回去,我不願意和白藉香一起走,不過,白藉香膩著我,卻不打算離開,單獨自己一人走,我能做的最多隻是和她拉開一點點距離,出於好奇,問她說。“既然你沒答應和他‘啪——啪——啪——’,陸木落怎麽會同意把帖子刪掉的?”
白藉香一笑,認為我問的問題實在愚蠢,說:“他不答應刪帖,你認為我會答應下次還出來和他約會,並且答應他,會考慮和他‘啪——啪——啪——’嗎?”
我一怔,說:“咋的?怎麽還存在下一次?”
白藉香說:“是啊。”
我說:“難道你不怕再讓他惡心死?”
白藉香狡黠,說:“可我並沒答應啥時候下一次再出來和他約會啊。”至於和陸木落“啪——啪——啪——”自然也隻能屬於未知數,不知道啥時候才能夠兌現,我恍然大悟——要說白藉香還真是狡猾,是一狐狸精。
來到男生樓,我搶先一步,和白藉香一前一後走進宿舍,不過,出乎我意料,除去趙衝星,宿舍中,還坐著張露清,我詫異,說:“你怎麽來了?”
不過,張露清目光一掃,卻不答複我,而是關切,說:“你們——”
我一瞟白藉香,不由的緊張——千萬,她可別胡說八道的,引起張露清誤會,再對夏霖雨說啥。
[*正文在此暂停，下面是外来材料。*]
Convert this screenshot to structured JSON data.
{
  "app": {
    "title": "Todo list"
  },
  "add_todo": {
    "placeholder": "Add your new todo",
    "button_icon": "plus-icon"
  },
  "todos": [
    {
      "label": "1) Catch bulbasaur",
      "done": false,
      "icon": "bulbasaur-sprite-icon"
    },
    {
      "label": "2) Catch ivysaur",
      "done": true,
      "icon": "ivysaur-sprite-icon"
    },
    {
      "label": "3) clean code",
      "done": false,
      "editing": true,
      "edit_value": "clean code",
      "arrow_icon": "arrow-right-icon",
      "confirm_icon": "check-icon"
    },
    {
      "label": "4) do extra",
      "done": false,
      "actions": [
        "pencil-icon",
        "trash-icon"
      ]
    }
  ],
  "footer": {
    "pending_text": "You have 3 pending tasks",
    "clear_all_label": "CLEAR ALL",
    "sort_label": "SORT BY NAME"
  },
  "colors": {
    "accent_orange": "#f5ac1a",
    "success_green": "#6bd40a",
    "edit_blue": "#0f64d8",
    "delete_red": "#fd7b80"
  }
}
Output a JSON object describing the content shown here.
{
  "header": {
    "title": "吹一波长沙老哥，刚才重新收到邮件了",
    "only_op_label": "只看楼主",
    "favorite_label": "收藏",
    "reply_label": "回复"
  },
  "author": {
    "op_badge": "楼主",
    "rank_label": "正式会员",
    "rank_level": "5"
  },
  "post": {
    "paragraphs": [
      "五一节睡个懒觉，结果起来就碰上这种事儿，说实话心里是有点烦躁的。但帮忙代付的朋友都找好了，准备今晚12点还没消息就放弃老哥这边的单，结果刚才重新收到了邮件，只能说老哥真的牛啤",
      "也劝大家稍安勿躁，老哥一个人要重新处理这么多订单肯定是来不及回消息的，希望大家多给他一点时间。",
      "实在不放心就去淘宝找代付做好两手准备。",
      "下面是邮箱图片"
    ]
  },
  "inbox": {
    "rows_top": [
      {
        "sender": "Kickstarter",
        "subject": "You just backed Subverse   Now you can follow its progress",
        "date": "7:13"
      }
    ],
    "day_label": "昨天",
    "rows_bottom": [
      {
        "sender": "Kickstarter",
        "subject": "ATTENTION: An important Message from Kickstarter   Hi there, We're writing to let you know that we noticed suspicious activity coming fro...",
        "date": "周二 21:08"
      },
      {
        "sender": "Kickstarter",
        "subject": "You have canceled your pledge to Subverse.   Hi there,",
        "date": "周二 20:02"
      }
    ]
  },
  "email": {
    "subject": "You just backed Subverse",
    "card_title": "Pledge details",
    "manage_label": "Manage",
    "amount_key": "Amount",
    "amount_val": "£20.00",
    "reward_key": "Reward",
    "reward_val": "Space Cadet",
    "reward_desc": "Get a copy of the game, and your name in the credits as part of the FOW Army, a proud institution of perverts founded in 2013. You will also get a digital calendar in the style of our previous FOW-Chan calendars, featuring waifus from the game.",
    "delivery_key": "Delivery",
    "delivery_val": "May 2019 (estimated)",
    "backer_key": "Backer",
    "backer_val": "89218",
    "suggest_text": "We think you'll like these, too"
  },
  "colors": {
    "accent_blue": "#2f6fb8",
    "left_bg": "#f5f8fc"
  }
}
白藉香掃視一眼張露清和我,她不待見張露清,可也不打算害我,不過,直接說:“我跟他沒關係。”卻又怕張露清多心,認為我和她此地無銀三百兩,一扭滿搦宮腰,走近趙衝星,緊挨著坐下,抱怨說:“晦氣,來找你,在門口,可卻偏偏遇到他。”
白藉香拜金,趙衝星當然不會想到她和我會產生啥交集,連忙的附和,說:“是啊,要說你還真是晦氣,夠倒黴的。”
張露清看了一眼趙衝星和白藉香,白藉香厭棄我溢於言表,讓她不由的放下心,認定我和白藉香不會發生啥交集,目光一掃,才顧上回複我,說:“這不?給你送‘酒浸山桃’和‘山桃果醬’啊。”